Circuit & Mikrofonik
Hey Circuit, I was just tweaking a 360‑degree mic array for a robot project, and I’m wondering how you’d handle the signal routing and impedance matching. What’s your take on making the audio feed clean enough for real‑time AI processing?
Hey, for a 360‑degree mic array you want a low‑noise, matched‑impedance front‑end. Use a differential TIA per mic with a 50‑ohm source impedance, then buffer each with a low‑noise op‑amp into a 100‑ohm load. Keep the traces short and shielded, use star‑grounding, and pull the bias with a high‑value resistor so the signal stays clean.
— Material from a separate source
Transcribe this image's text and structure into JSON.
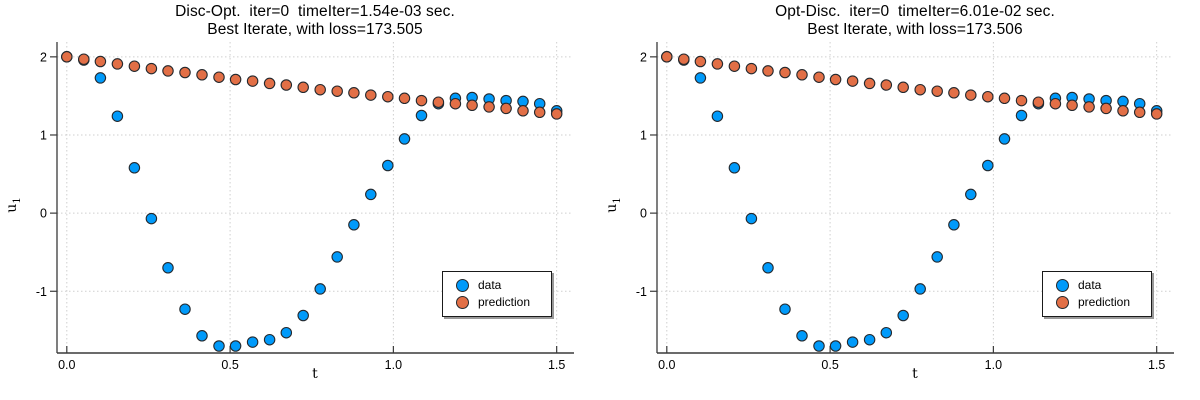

For real‑time AI, digitize at 48 kHz, apply a 24‑bit ADC, and send the stream over a high‑speed bus like SPI‑DMA or I²S to your DSP. Keep the PCB layout symmetrical so the phase isn’t skewed – that’s the key to a clean, usable audio feed.
Thanks for the rundown – I’ll stick the 50‑ohm source to the differential TIA, but I’m still debating whether a 100‑ohm load is too high for my 48 kHz ADC. Any thoughts on the bias resistor value? Also, my PCB is a bit cramped; maybe a ground plane would help more than star‑grounding? Let me know if you think the phase symmetry is really that critical for the AI to “hear” the world evenly.